The long-term potentiation pathway is associated with long-lasting enhancement in signal transmission between two neurons. The plastic changes at synapses between neurons are partly associated with the memory. The long-term potentiation (LTP) is a major form of synaptic plasticity [51]. The possible implications of long-term potentiation pathway in radiation-induced biological effects remains to be investigated.

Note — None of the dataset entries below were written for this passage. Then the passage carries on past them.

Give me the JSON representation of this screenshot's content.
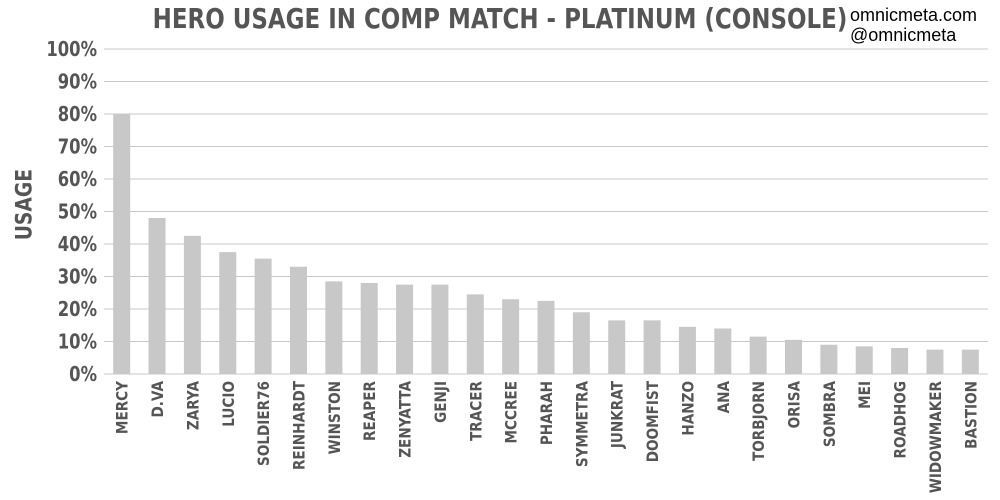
{
  "watermark": {
    "line1": "omnicmeta.com",
    "line2": "@omnicmeta"
  },
  "chart_data": {
    "type": "bar",
    "title": "HERO USAGE IN COMP MATCH - PLATINUM (CONSOLE)",
    "xlabel": "",
    "ylabel": "USAGE",
    "ylim": [
      0,
      100
    ],
    "yticks": [
      "0%",
      "10%",
      "20%",
      "30%",
      "40%",
      "50%",
      "60%",
      "70%",
      "80%",
      "90%",
      "100%"
    ],
    "grid": true,
    "bar_color": "#c8c8c8",
    "categories": [
      "MERCY",
      "D.VA",
      "ZARYA",
      "LUCIO",
      "SOLDIER76",
      "REINHARDT",
      "WINSTON",
      "REAPER",
      "ZENYATTA",
      "GENJI",
      "TRACER",
      "MCCREE",
      "PHARAH",
      "SYMMETRA",
      "JUNKRAT",
      "DOOMFIST",
      "HANZO",
      "ANA",
      "TORBJORN",
      "ORISA",
      "SOMBRA",
      "MEI",
      "ROADHOG",
      "WIDOWMAKER",
      "BASTION"
    ],
    "values": [
      80,
      48,
      42.5,
      37.5,
      35.5,
      33,
      28.5,
      28,
      27.5,
      27.5,
      24.5,
      23,
      22.5,
      19,
      16.5,
      16.5,
      14.5,
      14,
      11.5,
      10.5,
      9,
      8.5,
      8,
      7.5,
      7.5
    ]
  }
}
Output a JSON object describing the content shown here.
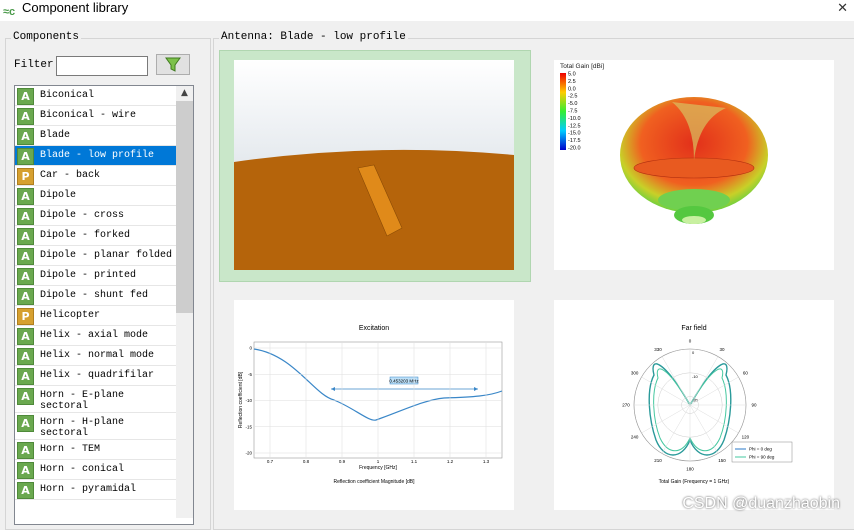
{
  "window": {
    "title": "Component library"
  },
  "components": {
    "label": "Components",
    "filter_label": "Filter",
    "items": [
      {
        "icon": "A",
        "label": "Biconical"
      },
      {
        "icon": "A",
        "label": "Biconical - wire"
      },
      {
        "icon": "A",
        "label": "Blade"
      },
      {
        "icon": "A",
        "label": "Blade - low profile"
      },
      {
        "icon": "P",
        "label": "Car - back"
      },
      {
        "icon": "A",
        "label": "Dipole"
      },
      {
        "icon": "A",
        "label": "Dipole - cross"
      },
      {
        "icon": "A",
        "label": "Dipole - forked"
      },
      {
        "icon": "A",
        "label": "Dipole - planar folded"
      },
      {
        "icon": "A",
        "label": "Dipole - printed"
      },
      {
        "icon": "A",
        "label": "Dipole - shunt fed"
      },
      {
        "icon": "P",
        "label": "Helicopter"
      },
      {
        "icon": "A",
        "label": "Helix - axial mode"
      },
      {
        "icon": "A",
        "label": "Helix - normal mode"
      },
      {
        "icon": "A",
        "label": "Helix - quadrifilar"
      },
      {
        "icon": "A",
        "label": "Horn - E-plane sectoral"
      },
      {
        "icon": "A",
        "label": "Horn - H-plane sectoral"
      },
      {
        "icon": "A",
        "label": "Horn - TEM"
      },
      {
        "icon": "A",
        "label": "Horn - conical"
      },
      {
        "icon": "A",
        "label": "Horn - pyramidal"
      }
    ]
  },
  "preview": {
    "label": "Antenna: Blade - low profile",
    "gain": {
      "title": "Total Gain [dBi]",
      "labels": [
        "5.0",
        "2.5",
        "0.0",
        "-2.5",
        "-5.0",
        "-7.5",
        "-10.0",
        "-12.5",
        "-15.0",
        "-17.5",
        "-20.0"
      ]
    },
    "excitation": {
      "title": "Excitation",
      "ylabel": "Reflection coefficient [dB]",
      "xlabel": "Frequency [GHz]",
      "caption": "Reflection coefficient Magnitude [dB]",
      "annotation": "0.453203 MHz",
      "xticks": [
        0.7,
        0.8,
        0.9,
        1.0,
        1.1,
        1.2,
        1.3
      ],
      "yticks": [
        0,
        -5,
        -10,
        -15,
        -20
      ]
    },
    "farfield": {
      "title": "Far field",
      "angles": [
        0,
        30,
        60,
        90,
        120,
        150,
        180,
        210,
        240,
        270,
        300,
        330
      ],
      "rings": [
        0,
        -10,
        -20
      ],
      "legend": [
        "Phi = 0 deg",
        "Phi = 90 deg"
      ],
      "caption": "Total Gain (Frequency = 1 GHz)"
    }
  },
  "watermark": "CSDN @duanzhaobin"
}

Our findings suggest that the miRNA target gene interactome can help identify novel cellular functions that could be altered as a result of stress induced by radiation exposure. The ability to discover previously uncharacterized new novel pathways through understanding the interactome of miRNA-predicted target genes and -associated pathways offers a new platform for future investigations. A deeper understanding of the miRNA expression signatures in different cell types subjected to IR exposure will not only lead to identify common biological pathways affected in all cell types but will also permit to discover pathways that are only affected in certain cell types.

4. Conclusions

It is apparent that miRNAs are involved in controlling the biological pathways associated with ionizing radiation induced stress responses. The miRNA expression alterations in irradiated cells explains the observed biological effects and provides a broader perspective on understanding cellular defense mechanisms against radiation-induced insult. This investigation has provided a starting point where the role of miRNAs in ionizing radiation can be explored. The pathways affected by IR-induced miRNA provide vital information to understand the regulation of the biological processes in cells exposed to IR. It has always been assumed that only transcriptional factors affect the gene expression and control biological pathways. However, the participation of miRNAs adds another set of rules dictating control of the biological pathways. miRNAs may act as “hub” regulators of specific cellular responses, immediately downregulated so as to stimulate DNA repair mechanisms, followed by upregulation involved in suppressing apoptosis for cell survival. Taken together, miRNAs may mediate signaling pathways in sequential fashion in response to radiation.  Future studies will be aimed to understand the effect of miRNA perturbation on the disruption of biological pathways. Though the genes that are associated with the pathways have been determined, it is still unclear whether an activation or inhibition of the pathway takes place in the cells exposed to radiation.